Although the basics of sound financial planning are absolutely the same no matter your gender, Canadian women face unique lifestyle and economic choices that require special consideration when it comes to their overall goals.
Here are just a few examples that have popped up recently during my meetings with Island Savings members:
- Women typically live longer than men. The latest data from Statistics Canada puts women’s life expectancy at 83.3 years while men tend to average 78.8 years. Most Canadian retirees live on about $2,400 a month—so this extra 54 months of life expectancy means that women need to have more than $130,000 more saved for retirement than their male counterparts.
- Women are brilliant multi-taskers. Although both genders face a pile of competing priorities every day, it’s typically women that plan for everything at once by balancing the goals of retirement planning with college funds, vacation savings, emergency fund rations and more. The ability to prioritize these competing goals well can have a major impact on the success of your long-term plan—especially now that women are typically the primary investment decision-makers in their households (and are quickly becoming the breadwinners).

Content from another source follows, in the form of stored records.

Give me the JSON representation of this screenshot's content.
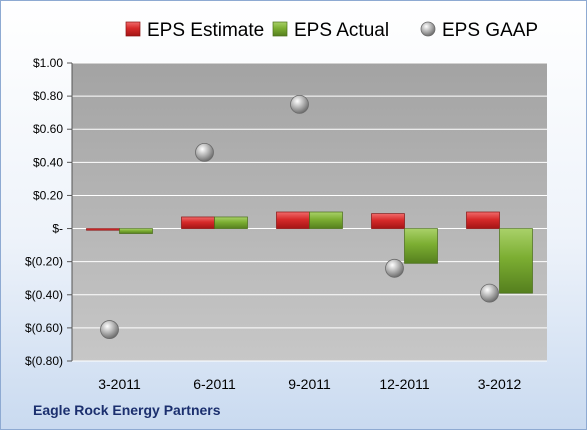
{
  "chart_data": {
    "type": "bar",
    "categories": [
      "3-2011",
      "6-2011",
      "9-2011",
      "12-2011",
      "3-2012"
    ],
    "series": [
      {
        "name": "EPS Estimate",
        "type": "bar",
        "color": "#d62a2a",
        "values": [
          -0.01,
          0.07,
          0.1,
          0.09,
          0.1
        ]
      },
      {
        "name": "EPS Actual",
        "type": "bar",
        "color": "#74a72b",
        "values": [
          -0.03,
          0.07,
          0.1,
          -0.21,
          -0.39
        ]
      },
      {
        "name": "EPS GAAP",
        "type": "scatter",
        "color": "#a8a8a8",
        "values": [
          -0.61,
          0.46,
          0.75,
          -0.24,
          -0.39
        ]
      }
    ],
    "ylim": [
      -0.8,
      1.0
    ],
    "yticks": [
      1.0,
      0.8,
      0.6,
      0.4,
      0.2,
      0.0,
      -0.2,
      -0.4,
      -0.6,
      -0.8
    ],
    "ytick_labels": [
      "$1.00",
      "$0.80",
      "$0.60",
      "$0.40",
      "$0.20",
      "$-",
      "$(0.20)",
      "$(0.40)",
      "$(0.60)",
      "$(0.80)"
    ],
    "legend": "top",
    "grid": true
  },
  "footer": {
    "company": "Eagle Rock Energy Partners"
  }
}
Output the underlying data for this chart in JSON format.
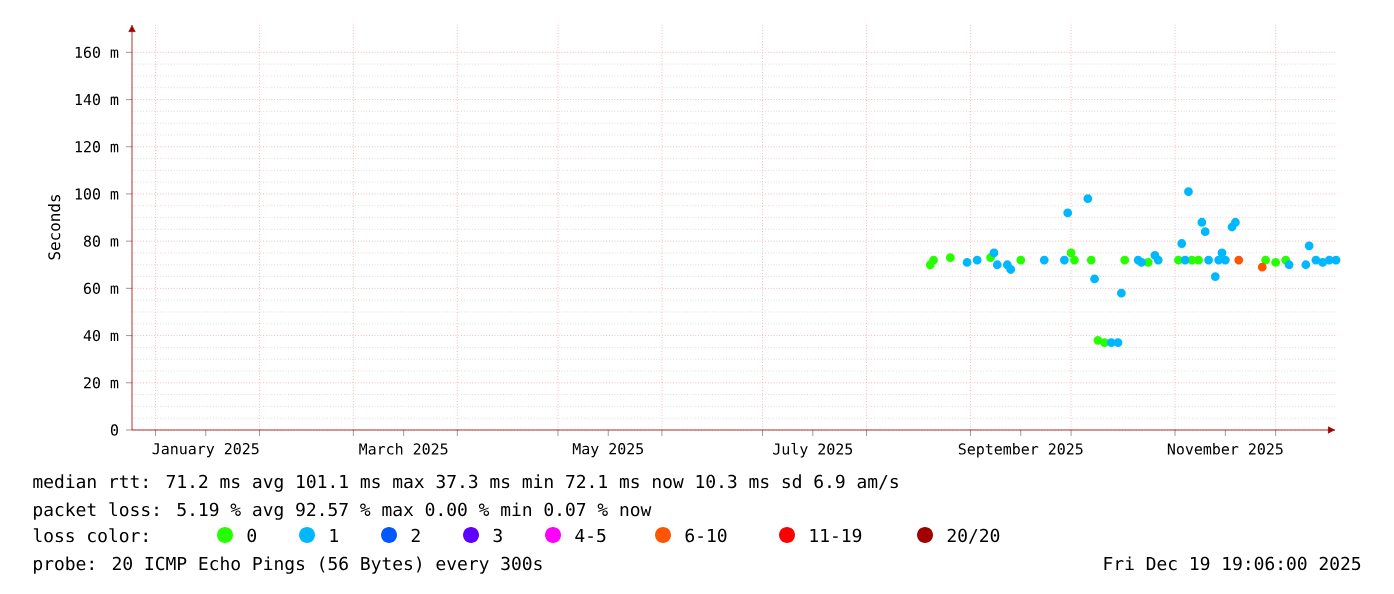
{
  "chart_data": {
    "type": "scatter",
    "ylabel": "Seconds",
    "x": [
      "2025-08-20",
      "2025-08-21",
      "2025-08-26",
      "2025-08-31",
      "2025-09-03",
      "2025-09-07",
      "2025-09-08",
      "2025-09-09",
      "2025-09-12",
      "2025-09-13",
      "2025-09-16",
      "2025-09-23",
      "2025-09-29",
      "2025-09-30",
      "2025-10-01",
      "2025-10-02",
      "2025-10-06",
      "2025-10-07",
      "2025-10-08",
      "2025-10-09",
      "2025-10-11",
      "2025-10-13",
      "2025-10-15",
      "2025-10-16",
      "2025-10-17",
      "2025-10-21",
      "2025-10-22",
      "2025-10-24",
      "2025-10-26",
      "2025-10-27",
      "2025-11-02",
      "2025-11-03",
      "2025-11-04",
      "2025-11-05",
      "2025-11-06",
      "2025-11-08",
      "2025-11-09",
      "2025-11-10",
      "2025-11-11",
      "2025-11-13",
      "2025-11-14",
      "2025-11-15",
      "2025-11-16",
      "2025-11-18",
      "2025-11-19",
      "2025-11-20",
      "2025-11-24",
      "2025-11-27",
      "2025-11-28",
      "2025-12-01",
      "2025-12-04",
      "2025-12-05",
      "2025-12-10",
      "2025-12-11",
      "2025-12-13",
      "2025-12-15",
      "2025-12-17",
      "2025-12-19"
    ],
    "marker": "circle",
    "series": [
      {
        "name": "0",
        "color": "#26ff00",
        "values": [
          70,
          72,
          73,
          null,
          null,
          73,
          null,
          null,
          null,
          null,
          72,
          null,
          null,
          null,
          75,
          72,
          null,
          72,
          null,
          38,
          37,
          null,
          null,
          null,
          72,
          null,
          null,
          71,
          null,
          null,
          72,
          null,
          null,
          null,
          72,
          72,
          null,
          null,
          null,
          null,
          null,
          null,
          null,
          null,
          null,
          null,
          null,
          null,
          72,
          71,
          72,
          null,
          null,
          null,
          null,
          null,
          null,
          null
        ]
      },
      {
        "name": "1",
        "color": "#00b8ff",
        "values": [
          null,
          null,
          null,
          71,
          72,
          null,
          75,
          70,
          70,
          68,
          null,
          72,
          72,
          92,
          null,
          null,
          98,
          null,
          64,
          null,
          null,
          37,
          37,
          58,
          null,
          72,
          71,
          null,
          74,
          72,
          null,
          79,
          72,
          101,
          null,
          null,
          88,
          84,
          72,
          65,
          72,
          75,
          72,
          86,
          88,
          null,
          null,
          null,
          null,
          null,
          null,
          70,
          70,
          78,
          72,
          71,
          72,
          72
        ]
      },
      {
        "name": "2",
        "color": "#0059ff",
        "values": [
          null,
          null,
          null,
          null,
          null,
          null,
          null,
          null,
          null,
          null,
          null,
          null,
          null,
          null,
          null,
          null,
          null,
          null,
          null,
          null,
          null,
          null,
          null,
          null,
          null,
          null,
          null,
          null,
          null,
          null,
          null,
          null,
          null,
          null,
          null,
          null,
          null,
          null,
          null,
          null,
          null,
          null,
          null,
          null,
          null,
          null,
          null,
          null,
          null,
          null,
          null,
          null,
          null,
          null,
          null,
          null,
          null,
          null
        ]
      },
      {
        "name": "3",
        "color": "#5e00ff",
        "values": [
          null,
          null,
          null,
          null,
          null,
          null,
          null,
          null,
          null,
          null,
          null,
          null,
          null,
          null,
          null,
          null,
          null,
          null,
          null,
          null,
          null,
          null,
          null,
          null,
          null,
          null,
          null,
          null,
          null,
          null,
          null,
          null,
          null,
          null,
          null,
          null,
          null,
          null,
          null,
          null,
          null,
          null,
          null,
          null,
          null,
          null,
          null,
          null,
          null,
          null,
          null,
          null,
          null,
          null,
          null,
          null,
          null,
          null
        ]
      },
      {
        "name": "4-5",
        "color": "#ff00ff",
        "values": [
          null,
          null,
          null,
          null,
          null,
          null,
          null,
          null,
          null,
          null,
          null,
          null,
          null,
          null,
          null,
          null,
          null,
          null,
          null,
          null,
          null,
          null,
          null,
          null,
          null,
          null,
          null,
          null,
          null,
          null,
          null,
          null,
          null,
          null,
          null,
          null,
          null,
          null,
          null,
          null,
          null,
          null,
          null,
          null,
          null,
          null,
          null,
          null,
          null,
          null,
          null,
          null,
          null,
          null,
          null,
          null,
          null,
          null
        ]
      },
      {
        "name": "6-10",
        "color": "#ff5500",
        "values": [
          null,
          null,
          null,
          null,
          null,
          null,
          null,
          null,
          null,
          null,
          null,
          null,
          null,
          null,
          null,
          null,
          null,
          null,
          null,
          null,
          null,
          null,
          null,
          null,
          null,
          null,
          null,
          null,
          null,
          null,
          null,
          null,
          null,
          null,
          null,
          null,
          null,
          null,
          null,
          null,
          null,
          null,
          null,
          null,
          null,
          72,
          null,
          69,
          null,
          null,
          null,
          null,
          null,
          null,
          null,
          null,
          null,
          null
        ]
      },
      {
        "name": "11-19",
        "color": "#ff0000",
        "values": [
          null,
          null,
          null,
          null,
          null,
          null,
          null,
          null,
          null,
          null,
          null,
          null,
          null,
          null,
          null,
          null,
          null,
          null,
          null,
          null,
          null,
          null,
          null,
          null,
          null,
          null,
          null,
          null,
          null,
          null,
          null,
          null,
          null,
          null,
          null,
          null,
          null,
          null,
          null,
          null,
          null,
          null,
          null,
          null,
          null,
          null,
          null,
          null,
          null,
          null,
          null,
          null,
          null,
          null,
          null,
          null,
          null,
          null
        ]
      },
      {
        "name": "20/20",
        "color": "#a10000",
        "values": [
          null,
          null,
          null,
          null,
          null,
          null,
          null,
          null,
          null,
          null,
          null,
          null,
          null,
          null,
          null,
          null,
          null,
          null,
          null,
          null,
          null,
          null,
          null,
          null,
          null,
          null,
          null,
          null,
          null,
          null,
          null,
          null,
          null,
          null,
          null,
          null,
          null,
          null,
          null,
          null,
          null,
          null,
          null,
          null,
          null,
          null,
          null,
          null,
          null,
          null,
          null,
          null,
          null,
          null,
          null,
          null,
          null,
          null
        ]
      }
    ],
    "legend_title": "loss color:",
    "legend": "bottom",
    "xlim": [
      "2024-12-25",
      "2025-12-19"
    ],
    "xticks": [
      {
        "value": "2025-01-16",
        "label": "January 2025"
      },
      {
        "value": "2025-03-16",
        "label": "March 2025"
      },
      {
        "value": "2025-05-16",
        "label": "May 2025"
      },
      {
        "value": "2025-07-16",
        "label": "July 2025"
      },
      {
        "value": "2025-09-16",
        "label": "September 2025"
      },
      {
        "value": "2025-11-16",
        "label": "November 2025"
      },
      {
        "value": "2025-01-01",
        "label": null
      },
      {
        "value": "2025-02-01",
        "label": null
      },
      {
        "value": "2025-03-01",
        "label": null
      },
      {
        "value": "2025-04-01",
        "label": null
      },
      {
        "value": "2025-05-01",
        "label": null
      },
      {
        "value": "2025-06-01",
        "label": null
      },
      {
        "value": "2025-07-01",
        "label": null
      },
      {
        "value": "2025-08-01",
        "label": null
      },
      {
        "value": "2025-09-01",
        "label": null
      },
      {
        "value": "2025-10-01",
        "label": null
      },
      {
        "value": "2025-11-01",
        "label": null
      },
      {
        "value": "2025-12-01",
        "label": null
      }
    ],
    "ylim": [
      0,
      172
    ],
    "yticks": [
      0,
      {
        "value": 20,
        "label": "20 m"
      },
      {
        "value": 40,
        "label": "40 m"
      },
      {
        "value": 60,
        "label": "60 m"
      },
      {
        "value": 80,
        "label": "80 m"
      },
      {
        "value": 100,
        "label": "100 m"
      },
      {
        "value": 120,
        "label": "120 m"
      },
      {
        "value": 140,
        "label": "140 m"
      },
      {
        "value": 160,
        "label": "160 m"
      }
    ],
    "grid": true,
    "annotations": [
      "median rtt:  71.2 ms avg  101.1 ms max  37.3 ms min  72.1 ms now  10.3 ms sd  6.9   am/s",
      "packet loss: 5.19 % avg  92.57 % max  0.00 % min  0.07 % now",
      "probe:       20 ICMP Echo Pings (56 Bytes) every 300s",
      "Fri Dec 19 19:06:00 2025"
    ]
  }
}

- Women are usually the primary caregivers in Canadian households. Women’s social role as nurturers (at least by the books: 66% of current caregivers are women) can be costly in terms of earning potential outside of the home—as much as $325,000 in combined salary, social security and pension benefits. As women age, they often take on caregiving responsibilities for their elderly parents as well and their ability to absorb this loss in income requires a disciplined investment and savings plan that your financial advisor can help you build and manage.
- All women need to protect their wealth and legacy. Many women now marry in their 30s and 40s when they’ve already built up their career, net worth and major assets. As a result, consideration should be given to both pre-nuptial agreements and, at minimum, an updated will and power of attorney (especially if you have children). A will lets you identify legal guardians for your children and protect what you’re leaving them.
Whether you’re reading this at age 20 or 60, it’s never too late to focus on becoming financially independent and I believe that it’s important for all women to take ongoing measures to protect their current wealth, their retirement plans (which should include continued investing—you need to plan to fund at least 20 years of expenses) and their eventual legacy.
If you don’t already have a prioritized savings and investment plan in place, get started on one right away with your advisor so that you’ll be able to make it rain no matter what life throws your way.